Обособленно от Медицинской части стоял консультант, профессор Варшавского университета Игнатовский, ведавший эпидемической частью. В его ведении были все эпидемические и дезинфекционные отряды, а также острозаразный госпиталь в Минске, который он вел лично. В ведении Игнатовского была и бактериологическая лаборатория, руководимая приват-доцентом Недригайловым. Этот последний решил как-то, хотя и с оговорками, что смог выделить микроб сыпного тифа; об этом и его докладе в обществе врачей в Минске я сообщил Принцу Ольденбургскому, который сразу запорол горячку, прислав партию обезьян для опытов и требуя заготовления вакцины сразу на 100 лошадях.

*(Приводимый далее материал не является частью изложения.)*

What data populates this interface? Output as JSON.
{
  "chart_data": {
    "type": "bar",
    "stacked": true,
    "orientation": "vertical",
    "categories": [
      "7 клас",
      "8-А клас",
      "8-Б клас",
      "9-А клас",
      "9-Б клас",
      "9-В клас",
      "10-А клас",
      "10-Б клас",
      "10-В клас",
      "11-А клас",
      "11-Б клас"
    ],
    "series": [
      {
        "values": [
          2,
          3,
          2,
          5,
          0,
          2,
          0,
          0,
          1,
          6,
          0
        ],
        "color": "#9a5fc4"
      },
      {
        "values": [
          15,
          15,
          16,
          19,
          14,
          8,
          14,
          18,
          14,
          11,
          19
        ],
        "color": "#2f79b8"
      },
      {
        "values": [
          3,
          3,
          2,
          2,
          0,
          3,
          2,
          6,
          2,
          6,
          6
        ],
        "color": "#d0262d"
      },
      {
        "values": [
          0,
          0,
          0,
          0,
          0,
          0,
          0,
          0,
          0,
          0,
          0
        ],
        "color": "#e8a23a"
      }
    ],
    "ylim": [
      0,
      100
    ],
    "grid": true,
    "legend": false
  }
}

К сожалению, из всего этого ничего не вышло: микроб сыпняка оказался очень не стойким, сохранить его долго не удавалось, свежих больных больше не было (дело было уже к весне) и выделять его было неоткуда; обезьяны, благодаря той же весне, оказались крайне истощенными, и в результате ничего из всего этого дела не получилось.
Отмечу, кстати, что принц Ольденбургский делал все возможное, чтобы найти радикальный способ борьбы с сыпным тифом, посылая специальных лиц в Тунис, где директор Пастеровской станции тоже будто бы нашел этот микроб, но и там ничего не получилось. Если не ошибаюсь, то микроб сыпного тифа теперь относится к числу фильтрующих. Осталась одна борьба со вшами, передающими сыпной тиф, которая и производилась тогда, в общем, довольно успешно. За всю зиму 1915–1916 гг. была на Западном фронте только одна, довольно значительная вспышка сыпного тифа недалеко от Полоцка, в партиях окопных рабочих, поставленных, как оказалось, в самые безобразные санитарные условия. Впрочем, и здесь справились с сыпняком быстро. Более распространился на фронте, особенно к северу от линии Молодечно-Полоцк, возвратный тиф, как известно передававшийся блохами, выводить которых крайне трудно. Поразительно пресекал эту болезнь сальварсан, но получать его можно было только из Германии, а немцы выпускали его только в обмен на другие продукты, необходимые им, но которые были только у союзников и которых уломать на этот обмен было не просто.